In transactions of note in the second quarter, AT&T marketed $17.4 billion in bonds to finance its $65 billion acquisition of DIRECTV. This was the third-largest corporate debt issue ever, and pushed the firm’s cash balance up by $6.9 billion from a year ago. In addition, Frontier Communications sold $2.6 billion in stock to fund its $10.5 billion purchase of Verizon’s wireline operations in several states, announced in February of this year. This led to a year-over-year cash balance increase of $2.3 billion for Frontier.
Cash in the Utilities sector was also boosted when Exelon, the U.S. nuke operator, sold $4.2 billion worth of bonds to finance its recent acquisition of Pepco Holdings.
Capital expenditures for the s&P 500 cane to $153 billion in the second quarter, a notable 5.6% decrease from 2Q year ago. This 5.6% drop off represents the biggest year-over-year decline in capex since the summer of 2010. Birstingl motes that the second quarter of 2015 was only the second time that the S&P 500 (ex-Financials) saw a year-over-year decline in capex.

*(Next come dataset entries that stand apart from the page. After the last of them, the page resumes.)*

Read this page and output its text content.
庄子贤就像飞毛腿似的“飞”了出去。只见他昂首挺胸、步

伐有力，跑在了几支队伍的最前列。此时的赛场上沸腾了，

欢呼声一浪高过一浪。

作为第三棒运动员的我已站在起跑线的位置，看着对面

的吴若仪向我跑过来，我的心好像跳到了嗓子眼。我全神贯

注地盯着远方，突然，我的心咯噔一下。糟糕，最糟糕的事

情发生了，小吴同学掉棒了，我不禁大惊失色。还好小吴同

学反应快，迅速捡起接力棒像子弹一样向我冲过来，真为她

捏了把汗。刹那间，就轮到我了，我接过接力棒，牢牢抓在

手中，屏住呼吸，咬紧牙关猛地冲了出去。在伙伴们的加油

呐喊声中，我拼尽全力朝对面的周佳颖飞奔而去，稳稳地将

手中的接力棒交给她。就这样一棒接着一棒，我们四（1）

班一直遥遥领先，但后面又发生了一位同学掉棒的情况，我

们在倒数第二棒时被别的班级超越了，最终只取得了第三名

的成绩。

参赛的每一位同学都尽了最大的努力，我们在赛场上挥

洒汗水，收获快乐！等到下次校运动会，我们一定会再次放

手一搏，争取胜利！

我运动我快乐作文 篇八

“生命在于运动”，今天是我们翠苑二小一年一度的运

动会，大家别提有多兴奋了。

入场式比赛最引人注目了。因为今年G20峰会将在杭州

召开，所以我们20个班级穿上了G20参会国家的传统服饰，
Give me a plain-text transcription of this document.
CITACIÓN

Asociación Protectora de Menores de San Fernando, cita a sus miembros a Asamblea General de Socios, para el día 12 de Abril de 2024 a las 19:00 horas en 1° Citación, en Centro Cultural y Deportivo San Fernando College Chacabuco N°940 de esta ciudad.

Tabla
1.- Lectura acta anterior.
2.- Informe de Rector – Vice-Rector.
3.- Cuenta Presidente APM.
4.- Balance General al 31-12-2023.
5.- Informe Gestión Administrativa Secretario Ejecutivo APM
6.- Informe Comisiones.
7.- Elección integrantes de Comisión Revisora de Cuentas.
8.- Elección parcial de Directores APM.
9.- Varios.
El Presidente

Looking at capex by sector, the Energy, Industrials, Materials, and Telecom groups all saw negative capex growth in the second quarter on a year-over-year basis. The Energy sector saw a massive 23.8% decrease, while the Industrials sector followed with a 13.5% decline. Keep in mind that historically Energy firms have spent the most on capex compared to the sectors. In fact, the sector represented 26% of CapEx for the S&P 500 (ex-Financials) in mid-2015, so when it slumped, capex for the whole index fell. Somewhat shockingly, 77% of the firms in the Energy sector had year-over-year declines in capital expenditures in the second quarter.